Может быть, приустал беспрестанно продираться вперёд по колено и по пояс в непроходимом снегу? Может быть, перед ним оборвался последний видимый путь и забрезжил в уме тот единственный, на который ещё никогда не ступала нога человека? Может быть, оборвётся в пропасть и этот последний, уже, должно быть, единственный путь, оборвётся уже навсегда? Может быть, самая мысль об этом пути забрезжила не в здравом уме, а в помраченье безумия? Может быть, оттого и надеялся, спускаясь по ступеням в прошедшее, как в деревенский запущенный погреб, отыскать тот обросший коричневым мохом сосуд, в котором запечатана истина жизни? Однако ж нигде не отыскивалось такого сосуда, и оттого он метался, не решаясь сделать последнего шага, увидев пропасть перед собой?

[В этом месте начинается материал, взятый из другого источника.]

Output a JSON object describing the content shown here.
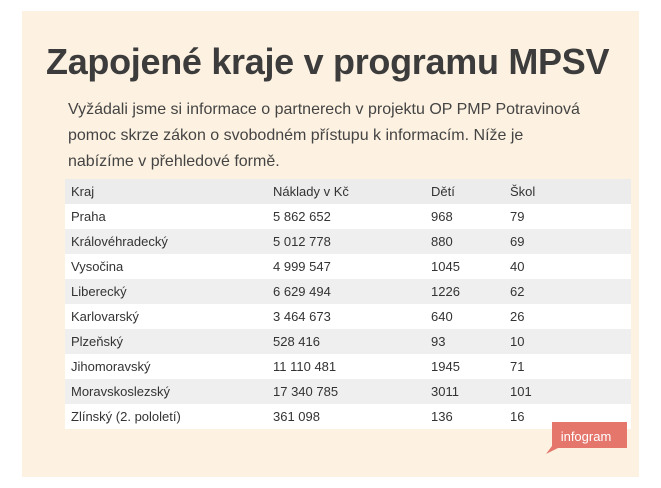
{
  "title": "Zapojené kraje v programu MPSV",
  "intro": "Vyžádali jsme si informace o partnerech v projektu OP PMP Potravinová pomoc skrze zákon o svobodném přístupu k informacím. Níže je nabízíme v přehledové formě.",
  "brand": "infogram",
  "colors": {
    "background": "#fdf2e1",
    "header_row": "#ececec",
    "stripe_row": "#efefef",
    "brand_tag": "#e4766b"
  },
  "chart_data": {
    "type": "table",
    "columns": [
      "Kraj",
      "Náklady v Kč",
      "Dětí",
      "Škol"
    ],
    "rows": [
      [
        "Praha",
        "5 862 652",
        "968",
        "79"
      ],
      [
        "Královéhradecký",
        "5 012 778",
        "880",
        "69"
      ],
      [
        "Vysočina",
        "4 999 547",
        "1045",
        "40"
      ],
      [
        "Liberecký",
        "6 629 494",
        "1226",
        "62"
      ],
      [
        "Karlovarský",
        "3 464 673",
        "640",
        "26"
      ],
      [
        "Plzeňský",
        "528 416",
        "93",
        "10"
      ],
      [
        "Jihomoravský",
        "11 110 481",
        "1945",
        "71"
      ],
      [
        "Moravskoslezský",
        "17 340 785",
        "3011",
        "101"
      ],
      [
        "Zlínský (2. pololetí)",
        "361 098",
        "136",
        "16"
      ]
    ]
  }
}
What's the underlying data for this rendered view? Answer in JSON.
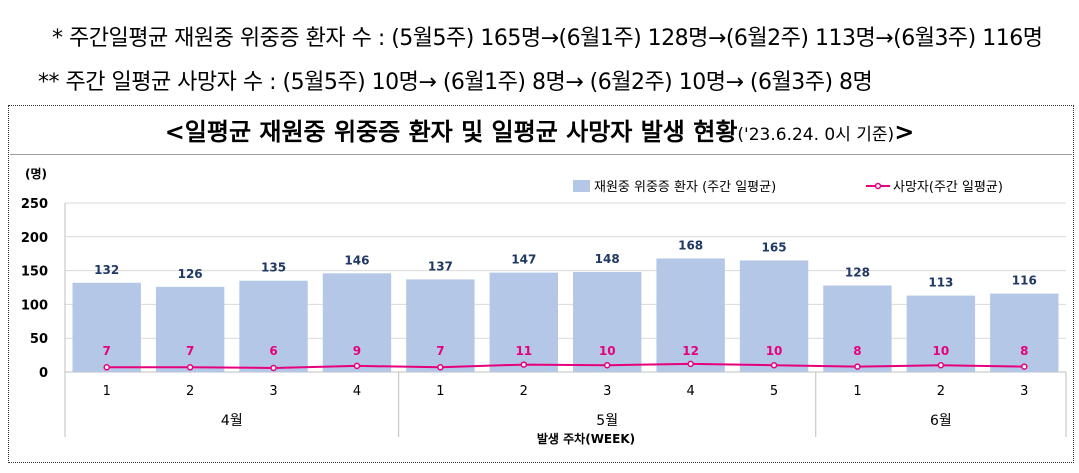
{
  "notes": {
    "line1": "*  주간일평균 재원중 위중증 환자 수 : (5월5주) 165명→(6월1주) 128명→(6월2주) 113명→(6월3주) 116명",
    "line2": "** 주간 일평균 사망자 수 : (5월5주) 10명→ (6월1주) 8명→ (6월2주) 10명→ (6월3주) 8명"
  },
  "title": {
    "main": "<일평균 재원중 위중증 환자 및 일평균 사망자 발생 현황",
    "sub": "('23.6.24. 0시 기준)",
    "close": ">"
  },
  "chart_data": {
    "type": "bar",
    "title": "<일평균 재원중 위중증 환자 및 일평균 사망자 발생 현황('23.6.24. 0시 기준)>",
    "ylabel": "(명)",
    "xlabel": "발생 주차(WEEK)",
    "ylim": [
      0,
      250
    ],
    "yticks": [
      "0",
      "50",
      "100",
      "150",
      "200",
      "250"
    ],
    "grid": true,
    "legend_position": "top-right",
    "categories": [
      "1",
      "2",
      "3",
      "4",
      "1",
      "2",
      "3",
      "4",
      "5",
      "1",
      "2",
      "3"
    ],
    "groups": [
      {
        "label": "4월",
        "count": 4
      },
      {
        "label": "5월",
        "count": 5
      },
      {
        "label": "6월",
        "count": 3
      }
    ],
    "series": [
      {
        "name": "재원중 위중증 환자 (주간 일평균)",
        "type": "bar",
        "color": "#b4c7e7",
        "values": [
          132,
          126,
          135,
          146,
          137,
          147,
          148,
          168,
          165,
          128,
          113,
          116
        ]
      },
      {
        "name": "사망자(주간 일평균)",
        "type": "line",
        "color": "#e6007e",
        "values": [
          7,
          7,
          6,
          9,
          7,
          11,
          10,
          12,
          10,
          8,
          10,
          8
        ]
      }
    ],
    "colors": {
      "bar": "#b4c7e7",
      "bar_label": "#1f3864",
      "line": "#e6007e"
    }
  }
}
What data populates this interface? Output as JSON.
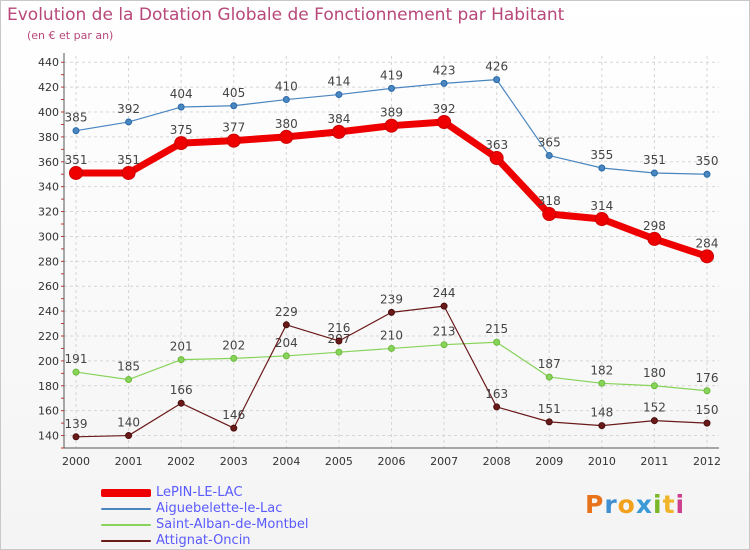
{
  "header": {
    "title": "Evolution de la Dotation Globale de Fonctionnement par Habitant",
    "subtitle": "(en € et par an)"
  },
  "logo": {
    "letters": [
      "P",
      "r",
      "o",
      "x",
      "i",
      "t",
      "i"
    ],
    "colors": [
      "#e8731a",
      "#3f8fd2",
      "#f2a11c",
      "#3b9ad6",
      "#7ab829",
      "#f0b52a",
      "#cc3f8e"
    ]
  },
  "chart_data": {
    "type": "line",
    "title": "Evolution de la Dotation Globale de Fonctionnement par Habitant",
    "subtitle": "(en € et par an)",
    "x": [
      "2000",
      "2001",
      "2002",
      "2003",
      "2004",
      "2005",
      "2006",
      "2007",
      "2008",
      "2009",
      "2010",
      "2011",
      "2012"
    ],
    "ylim": [
      130,
      445
    ],
    "yticks": [
      140,
      160,
      180,
      200,
      220,
      240,
      260,
      280,
      300,
      320,
      340,
      360,
      380,
      400,
      420,
      440
    ],
    "grid": true,
    "legend_position": "bottom-left",
    "series": [
      {
        "name": "LePIN-LE-LAC",
        "color": "#ee0000",
        "values": [
          351,
          351,
          375,
          377,
          380,
          384,
          389,
          392,
          363,
          318,
          314,
          298,
          284
        ]
      },
      {
        "name": "Aiguebelette-le-Lac",
        "color": "#4a86c0",
        "values": [
          385,
          392,
          404,
          405,
          410,
          414,
          419,
          423,
          426,
          365,
          355,
          351,
          350
        ]
      },
      {
        "name": "Saint-Alban-de-Montbel",
        "color": "#88d35a",
        "values": [
          191,
          185,
          201,
          202,
          204,
          207,
          210,
          213,
          215,
          187,
          182,
          180,
          176
        ]
      },
      {
        "name": "Attignat-Oncin",
        "color": "#6b1a1a",
        "values": [
          139,
          140,
          166,
          146,
          229,
          216,
          239,
          244,
          163,
          151,
          148,
          152,
          150
        ]
      }
    ]
  }
}
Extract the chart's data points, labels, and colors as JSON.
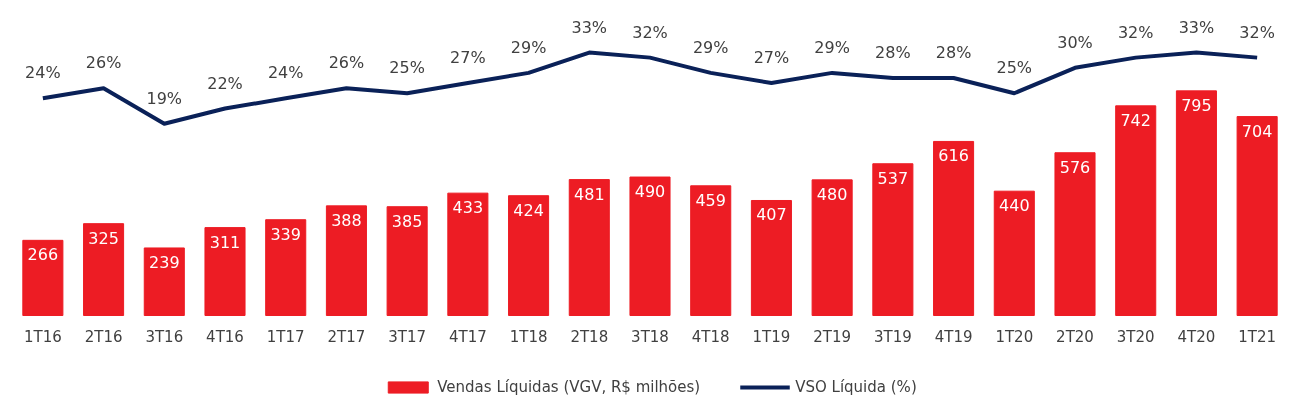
{
  "chart_data": {
    "type": "bar",
    "categories": [
      "1T16",
      "2T16",
      "3T16",
      "4T16",
      "1T17",
      "2T17",
      "3T17",
      "4T17",
      "1T18",
      "2T18",
      "3T18",
      "4T18",
      "1T19",
      "2T19",
      "3T19",
      "4T19",
      "1T20",
      "2T20",
      "3T20",
      "4T20",
      "1T21"
    ],
    "series": [
      {
        "name": "Vendas Líquidas (VGV, R$ milhões)",
        "color": "#ed1c24",
        "values": [
          266,
          325,
          239,
          311,
          339,
          388,
          385,
          433,
          424,
          481,
          490,
          459,
          407,
          480,
          537,
          616,
          440,
          576,
          742,
          795,
          704
        ]
      },
      {
        "name": "VSO Líquida (%)",
        "type": "line",
        "axis": "y2",
        "color": "#0a2158",
        "values": [
          24,
          26,
          19,
          22,
          24,
          26,
          25,
          27,
          29,
          33,
          32,
          29,
          27,
          29,
          28,
          28,
          25,
          30,
          32,
          33,
          32
        ],
        "value_labels": [
          "24%",
          "26%",
          "19%",
          "22%",
          "24%",
          "26%",
          "25%",
          "27%",
          "29%",
          "33%",
          "32%",
          "29%",
          "27%",
          "29%",
          "28%",
          "28%",
          "25%",
          "30%",
          "32%",
          "33%",
          "32%"
        ]
      }
    ],
    "tick_labels": "x",
    "data_labels": true,
    "legend": "bottom",
    "line_style": "solid"
  }
}
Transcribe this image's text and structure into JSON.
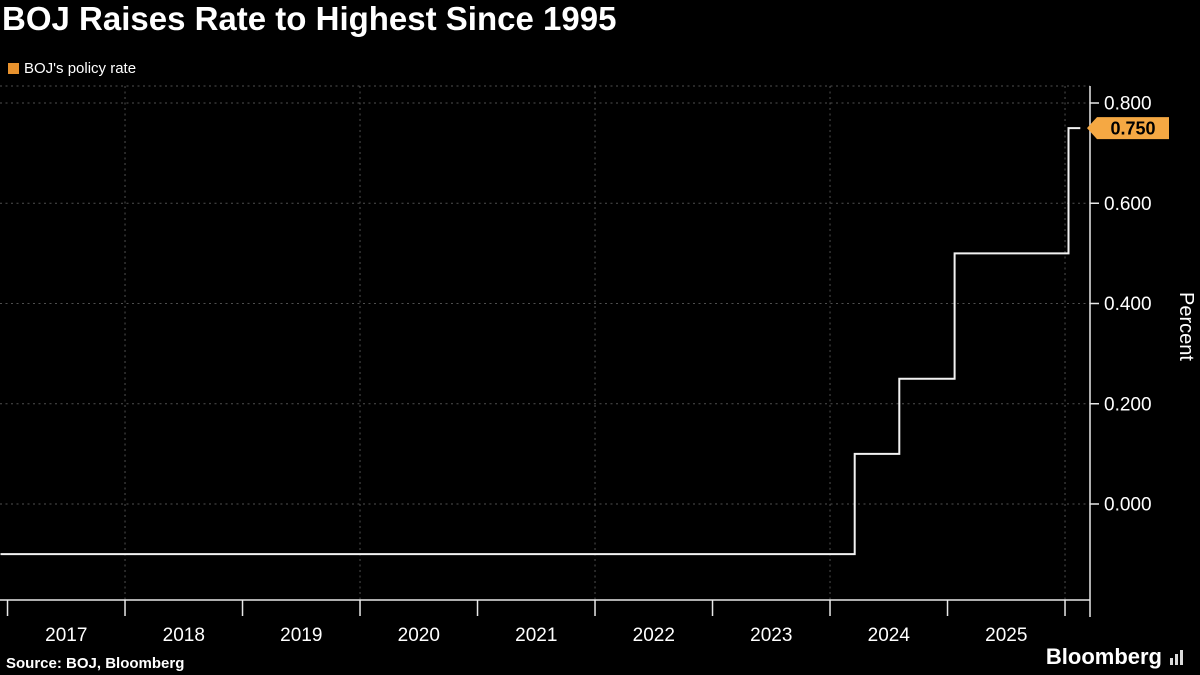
{
  "title": "BOJ Raises Rate to Highest Since 1995",
  "legend": {
    "label": "BOJ's policy rate",
    "swatch_color": "#E8922E"
  },
  "source": "Source: BOJ, Bloomberg",
  "branding": {
    "logo_text": "Bloomberg"
  },
  "colors": {
    "background": "#000000",
    "text": "#FFFFFF",
    "grid": "#4F4F4F",
    "axis": "#E8E8E8",
    "line": "#F2F2F2",
    "badge": "#F5A843"
  },
  "chart_data": {
    "type": "line",
    "subtype": "step",
    "title": "BOJ Raises Rate to Highest Since 1995",
    "ylabel": "Percent",
    "xlabel": "",
    "grid": "dotted",
    "legend_position": "top-left",
    "xlim": [
      2016.94,
      2026.26
    ],
    "ylim": [
      -0.19,
      0.835
    ],
    "y_ticks": [
      {
        "value": 0.8,
        "label": "0.800"
      },
      {
        "value": 0.6,
        "label": "0.600"
      },
      {
        "value": 0.4,
        "label": "0.400"
      },
      {
        "value": 0.2,
        "label": "0.200"
      },
      {
        "value": 0.0,
        "label": "0.000"
      }
    ],
    "x_labels": [
      "2017",
      "2018",
      "2019",
      "2020",
      "2021",
      "2022",
      "2023",
      "2024",
      "2025"
    ],
    "x_ticks_years": [
      2017,
      2018,
      2019,
      2020,
      2021,
      2022,
      2023,
      2024,
      2025,
      2026
    ],
    "v_gridline_years": [
      2018,
      2020,
      2022,
      2024,
      2026
    ],
    "series": [
      {
        "name": "BOJ's policy rate",
        "color": "#F2F2F2",
        "step_points": [
          {
            "x": 2016.94,
            "y": -0.1
          },
          {
            "x": 2024.21,
            "y": -0.1
          },
          {
            "x": 2024.21,
            "y": 0.1
          },
          {
            "x": 2024.59,
            "y": 0.1
          },
          {
            "x": 2024.59,
            "y": 0.25
          },
          {
            "x": 2025.06,
            "y": 0.25
          },
          {
            "x": 2025.06,
            "y": 0.5
          },
          {
            "x": 2026.03,
            "y": 0.5
          },
          {
            "x": 2026.03,
            "y": 0.75
          },
          {
            "x": 2026.13,
            "y": 0.75
          }
        ]
      }
    ],
    "current_value": {
      "label": "0.750",
      "value": 0.75
    }
  }
}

Забредя в этот лес, где сплошь, как стена из могучих дерев, громоздились все эти вопросы души, прихватив с собою сотню других, Николай Васильевич в рассеянности поворотился, тоскливо присел на крышку стола, в какой уже раз задумался крепко и не приметил, как вновь очутился на калужской, уже побитой поздней осенью дороге.
По-прежнему не было лошадей. Круглый крошечный лысый смотритель, покачавшись на коротеньких толстых ногах, пробежал мимо него неприступно-суровым начальством, весь замкнувшись в презрении к тем, кто посмел обеспокоить его не по важнейшей казённой, а по пустейшей собственной надобности.